Post Numéro: 2
de Loïc Charpentier
30 Nov 2025, 18:09
Bonsoir
J'ai jeté un coup d’œil sur les plans du R 612 et du R 669, qui ont effectivement la même vocation, abriter une pièce d'artillerie soit antichar, soit de campagne (calibres de 7,5 cm à 15,5 cm) et ses munitions encartouchées ou séparées. Apparemment, à l'entrée, il y avait deux réseaux de câbles (distincts) à partir de la porte "arrière", l'un (courant faible) pour le poste téléphonique, qui communiquait avec le poste de conduite de tir et télémétrie, l'autre (réseau électrique) pour l'alimentation du ventilateur-extracteur.

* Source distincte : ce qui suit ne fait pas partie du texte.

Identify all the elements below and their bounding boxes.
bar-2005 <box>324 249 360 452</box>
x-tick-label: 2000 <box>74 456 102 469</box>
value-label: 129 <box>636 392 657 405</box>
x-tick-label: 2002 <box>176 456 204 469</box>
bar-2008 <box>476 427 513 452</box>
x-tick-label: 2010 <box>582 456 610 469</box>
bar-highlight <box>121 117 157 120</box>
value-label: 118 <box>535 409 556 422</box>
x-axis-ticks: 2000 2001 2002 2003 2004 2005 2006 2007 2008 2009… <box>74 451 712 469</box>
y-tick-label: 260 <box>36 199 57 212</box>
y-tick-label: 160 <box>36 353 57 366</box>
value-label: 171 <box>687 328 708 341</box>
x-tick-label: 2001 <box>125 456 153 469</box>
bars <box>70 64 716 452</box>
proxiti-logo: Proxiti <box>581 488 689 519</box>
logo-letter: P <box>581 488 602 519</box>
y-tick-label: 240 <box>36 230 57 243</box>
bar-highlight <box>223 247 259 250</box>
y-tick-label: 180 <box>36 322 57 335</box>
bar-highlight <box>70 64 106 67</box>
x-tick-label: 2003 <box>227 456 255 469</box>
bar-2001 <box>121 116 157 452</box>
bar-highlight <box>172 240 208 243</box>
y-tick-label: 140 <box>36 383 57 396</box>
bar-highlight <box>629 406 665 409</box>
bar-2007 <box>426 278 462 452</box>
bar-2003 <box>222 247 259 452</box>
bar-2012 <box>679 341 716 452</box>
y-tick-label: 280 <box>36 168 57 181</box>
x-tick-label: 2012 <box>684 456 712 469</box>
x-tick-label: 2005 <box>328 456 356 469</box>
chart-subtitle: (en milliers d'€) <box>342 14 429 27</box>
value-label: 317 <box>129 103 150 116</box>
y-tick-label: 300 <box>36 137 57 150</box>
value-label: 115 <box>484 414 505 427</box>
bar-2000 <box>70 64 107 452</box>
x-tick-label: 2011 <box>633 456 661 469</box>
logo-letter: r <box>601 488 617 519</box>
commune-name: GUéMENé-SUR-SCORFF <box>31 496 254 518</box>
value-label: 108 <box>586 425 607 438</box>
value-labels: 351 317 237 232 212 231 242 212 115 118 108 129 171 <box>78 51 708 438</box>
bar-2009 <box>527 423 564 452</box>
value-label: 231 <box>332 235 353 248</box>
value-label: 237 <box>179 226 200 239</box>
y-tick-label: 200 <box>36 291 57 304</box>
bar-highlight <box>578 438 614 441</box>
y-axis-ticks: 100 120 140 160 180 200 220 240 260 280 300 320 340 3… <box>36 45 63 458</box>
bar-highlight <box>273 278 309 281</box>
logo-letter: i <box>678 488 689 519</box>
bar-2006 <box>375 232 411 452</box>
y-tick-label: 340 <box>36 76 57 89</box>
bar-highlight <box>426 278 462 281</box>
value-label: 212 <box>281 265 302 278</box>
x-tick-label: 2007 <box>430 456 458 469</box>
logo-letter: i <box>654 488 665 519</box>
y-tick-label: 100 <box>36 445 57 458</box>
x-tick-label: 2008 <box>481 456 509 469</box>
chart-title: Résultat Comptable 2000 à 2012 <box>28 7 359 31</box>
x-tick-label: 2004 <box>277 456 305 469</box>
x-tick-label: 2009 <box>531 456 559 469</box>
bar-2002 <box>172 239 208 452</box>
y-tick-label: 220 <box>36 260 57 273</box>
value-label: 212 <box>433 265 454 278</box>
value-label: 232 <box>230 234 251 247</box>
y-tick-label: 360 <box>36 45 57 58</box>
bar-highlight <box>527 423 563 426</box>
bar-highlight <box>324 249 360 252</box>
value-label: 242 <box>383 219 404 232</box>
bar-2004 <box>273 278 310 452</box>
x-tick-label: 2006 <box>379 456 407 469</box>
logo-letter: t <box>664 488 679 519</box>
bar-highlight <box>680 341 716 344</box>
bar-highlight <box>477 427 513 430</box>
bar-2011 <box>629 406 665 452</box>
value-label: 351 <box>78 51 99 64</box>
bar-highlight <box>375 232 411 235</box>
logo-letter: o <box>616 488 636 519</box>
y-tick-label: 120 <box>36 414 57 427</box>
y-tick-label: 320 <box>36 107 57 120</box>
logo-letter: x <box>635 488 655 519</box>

A partir du moment où ce dernier réseau de câbles pour l'alimentation électrique était installé, çà ne mangeait pas de pain d'installer quelques postes d'éclairage avec leurs interrupteurs, notamment dans les deux niches pour munitions. Dépassé le pas de tir de la pièce, la visibilité, même en plein jour et lors d'une journée bien ensoleillée, était très franchement médiocre dans ces casemates; dès lors, il devait exister une possibilité d'utiliser des "fanaux de veille" à faible luminosité installés au "ras du sol", eux-mêmes fixés à poste ( hypothèse probable) ou installer provisoirement à l'aide de "rallonges". De toute manière, il devait également exister une procédure réglementaire d'emploi de ces "éclairages".

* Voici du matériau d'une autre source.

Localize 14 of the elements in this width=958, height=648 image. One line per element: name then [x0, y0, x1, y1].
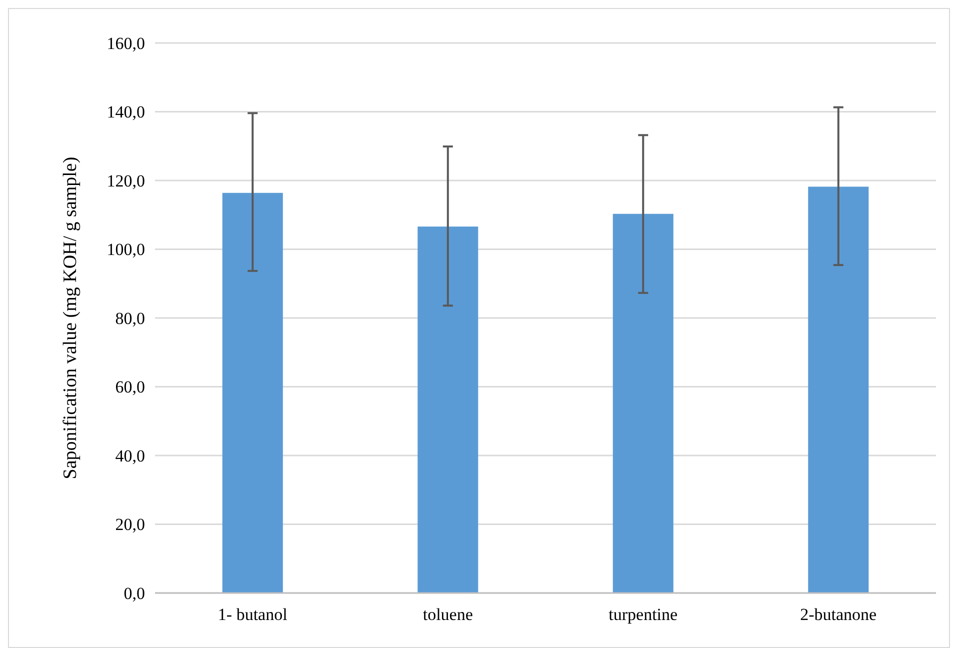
y-tick-label: 0,0 [124, 584, 145, 603]
y-tick-label: 100,0 [106, 240, 145, 260]
x-tick-label: 2-butanone [800, 605, 877, 624]
y-tick-label: 40,0 [115, 446, 145, 466]
x-tick-label: toluene [422, 605, 473, 624]
y-tick-label: 80,0 [115, 308, 145, 328]
y-tick-label: 20,0 [115, 515, 145, 534]
y-tick-label: 60,0 [115, 378, 145, 397]
y-tick-label: 160,0 [106, 34, 145, 53]
y-tick-label: 140,0 [106, 102, 145, 122]
y-tick-label: 120,0 [106, 171, 145, 190]
y-axis-title: Saponification value (mg KOH/ g sample) [60, 156, 81, 480]
x-tick-label: 1- butanol [218, 605, 288, 624]
x-tick-label: turpentine [608, 605, 678, 624]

Ces postes de tir devaient pouvoir être utilisés de nuit; dès lors, je te laisse imaginer le "boxon" par une nuit sans lune bien bouchée, sans aucun éclairage!

Je ne vois pas trop les pourvoyeurs en munitions trimbaler des munitions de 40 kg (15 cm ou 155 mm) d'une main, avec une lampe-torche ou, pire, une à pétrole lampant (dangereuse en présence de poudre!) dans l'autre.

Même avec des servants bien entrainés, il leur fallait, de nuit, un minimum de repères visuels (facilement identifiables) pour pouvoir assurer leurs tâches correctement.